The novel begins at the outset of the Holocaust. Before anyone has begun to conceive of the extent and imminence of Hitler’s brutality, Wolff enjoys a rather innocent life in a Jewish boarding school near Berlin. She belongs to a large Jewish family proud and public about their heritage. One day, Wolff’s family receives a letter ordering them to a newly designated Jewish ghetto in Poland. The order is effective only for Wolff’s mother, Karoline, and brothers, Selly and Wolfgang; however, out of a fear that she will lose them, Wolff writes to the Nazi party asking to be included.

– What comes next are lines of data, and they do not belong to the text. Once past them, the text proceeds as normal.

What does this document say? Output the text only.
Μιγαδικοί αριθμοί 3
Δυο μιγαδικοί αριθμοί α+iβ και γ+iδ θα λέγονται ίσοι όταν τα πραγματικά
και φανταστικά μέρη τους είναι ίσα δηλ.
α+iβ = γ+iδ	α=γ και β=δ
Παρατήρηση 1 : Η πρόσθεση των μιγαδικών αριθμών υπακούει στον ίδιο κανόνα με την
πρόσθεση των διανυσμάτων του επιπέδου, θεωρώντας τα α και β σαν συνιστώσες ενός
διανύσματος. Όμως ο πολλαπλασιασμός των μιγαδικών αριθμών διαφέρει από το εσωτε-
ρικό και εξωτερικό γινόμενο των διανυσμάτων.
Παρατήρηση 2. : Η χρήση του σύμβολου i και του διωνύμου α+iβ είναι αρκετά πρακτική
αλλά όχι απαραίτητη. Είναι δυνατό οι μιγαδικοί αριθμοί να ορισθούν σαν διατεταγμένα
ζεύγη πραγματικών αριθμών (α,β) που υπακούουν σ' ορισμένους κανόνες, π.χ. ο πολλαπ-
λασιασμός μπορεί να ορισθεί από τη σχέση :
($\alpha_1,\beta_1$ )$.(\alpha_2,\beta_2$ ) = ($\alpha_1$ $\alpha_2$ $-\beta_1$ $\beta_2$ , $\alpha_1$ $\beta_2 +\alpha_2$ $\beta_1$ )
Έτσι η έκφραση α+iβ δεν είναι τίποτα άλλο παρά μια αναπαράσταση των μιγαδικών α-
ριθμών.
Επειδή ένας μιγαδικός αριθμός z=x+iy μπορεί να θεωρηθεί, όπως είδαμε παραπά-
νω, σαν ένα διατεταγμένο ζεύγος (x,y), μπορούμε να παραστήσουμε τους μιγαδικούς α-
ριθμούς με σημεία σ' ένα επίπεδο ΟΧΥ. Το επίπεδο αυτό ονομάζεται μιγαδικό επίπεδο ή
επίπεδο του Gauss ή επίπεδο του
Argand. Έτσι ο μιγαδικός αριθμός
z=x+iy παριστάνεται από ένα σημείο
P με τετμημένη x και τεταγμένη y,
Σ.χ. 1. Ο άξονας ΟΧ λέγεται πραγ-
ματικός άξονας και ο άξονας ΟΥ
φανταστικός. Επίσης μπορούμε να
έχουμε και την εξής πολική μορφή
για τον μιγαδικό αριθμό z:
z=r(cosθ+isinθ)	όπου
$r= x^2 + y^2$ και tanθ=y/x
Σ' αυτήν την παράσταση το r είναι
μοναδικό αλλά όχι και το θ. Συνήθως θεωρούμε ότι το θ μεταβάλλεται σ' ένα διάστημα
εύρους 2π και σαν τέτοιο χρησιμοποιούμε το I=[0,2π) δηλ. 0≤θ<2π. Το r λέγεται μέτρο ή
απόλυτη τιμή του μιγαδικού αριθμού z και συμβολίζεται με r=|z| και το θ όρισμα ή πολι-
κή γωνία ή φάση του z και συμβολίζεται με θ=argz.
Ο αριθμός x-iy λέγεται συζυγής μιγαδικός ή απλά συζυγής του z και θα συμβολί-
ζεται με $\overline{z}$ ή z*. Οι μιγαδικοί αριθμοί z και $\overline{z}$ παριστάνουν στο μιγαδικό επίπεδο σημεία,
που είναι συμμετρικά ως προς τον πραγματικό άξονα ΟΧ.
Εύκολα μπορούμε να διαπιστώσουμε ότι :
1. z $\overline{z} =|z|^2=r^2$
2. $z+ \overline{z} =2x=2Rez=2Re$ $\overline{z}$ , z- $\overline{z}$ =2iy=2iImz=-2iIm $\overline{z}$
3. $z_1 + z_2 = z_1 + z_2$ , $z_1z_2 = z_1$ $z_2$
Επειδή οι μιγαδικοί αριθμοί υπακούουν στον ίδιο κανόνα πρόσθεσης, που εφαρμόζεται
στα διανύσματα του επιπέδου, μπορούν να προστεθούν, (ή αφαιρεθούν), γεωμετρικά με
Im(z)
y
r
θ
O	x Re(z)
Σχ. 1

The Nazis grant her request, and she follows her family to Poland. They are separated shortly after. Wolff does not realize that she has seen them for the last time – sixty-three of her family members’ lives, including those of her parents and brothers, will be claimed by the Holocaust. Wolff passes through at least seven concentration camps and is forced into hard labor. At Budzyn concentration camp, the fourth camp she attends, she meets a Polish prisoner of war Bernhard Hillman. Most of Bernhard’s family has already died at the hands of the Nazis. He and Wolff fall in love, managing to stick together through their next internment at Plaszow concentration camp. Bernhard promises Wolff that after they escape the concentration camps, he will plant her lilac trees after the ones that grew in her childhood home. After Plaszow closes, they learn that they have been placed on Schindler’s List. At the time, they have little idea how lucky they are: Jews on the list will be essentially protected from Nazi persecution due to Oskar Schindler’s power to retain Jewish workers for his factory.

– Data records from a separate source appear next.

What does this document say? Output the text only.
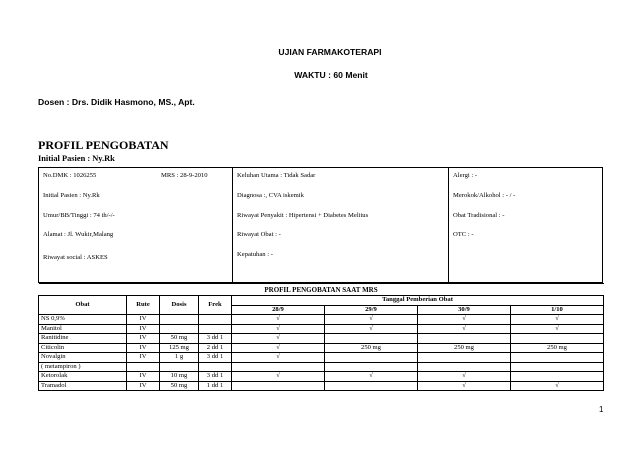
UJIAN FARMAKOTERAPI
WAKTU : 60 Menit
Dosen : Drs. Didik Hasmono, MS., Apt.
PROFIL PENGOBATAN
Initial Pasien : Ny.Rk
No.DMK : 1026255	MRS : 28-9-2010
Initial Pasien : Ny.Rk
Umur/BB/Tinggi : 74 th/-/-
Alamat : Jl. Wukir,Malang
Riwayat social : ASKES
Keluhan Utama : Tidak Sadar
Diagnosa :, CVA iskemik
Riwayat Penyakit : Hipertensi + Diabetes Melitus
Riwayat Obat : -
Kepatuhan : -
Alergi : -
Merokok/Alkohol : - / -
Obat Tradisional : -
OTC : -
PROFIL PENGOBATAN SAAT MRS							
Obat	Rute	Dosis	Frek	Tanggal Pemberian Obat			
				28/9	29/9	30/9	1/10
NS 0,9%	IV			√	√	√	√
Manitol	IV			√	√	√	√
Ranitidine	IV	50 mg	3 dd 1	√			
Citicolin	IV	125 mg	2 dd 1	√	250 mg	250 mg	250 mg
Novalgin	IV	1 g	3 dd 1	√			
( metampiron )							
Ketorolak	IV	10 mg	3 dd 1	√	√	√	
Tramadol	IV	50 mg	1 dd 1			√	√
1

After a brief but horrible stint at Auschwitz-Birkenau, Wolff and Bernhard go to Schindler’s camp, Brünnlitz. There, they live through the end of the war. In May 1945, the camp is freed by the Workers and Peasants’ Red Army. Wolff is devastated to hear that Selly died from being brutally beaten at Budzyn concentration camp. Luckily, Wolff’s two sisters, Hildegard and Rosel, were living in England and Palestine just before World War II, areas relatively untouched by Hitler’s reign, and are, therefore, safe.
Wolff and Bernhard have a Jewish wedding in Bavaria that fall. About a year later, they immigrate to New York. They ultimately settle in Los Alamitos, California, and have a son.
I Will Plant You a Lilac Tree is a true testament to the suffering Jews went through, and the extraordinary resilience as they forged lifelong bonds even in the midst of a world war.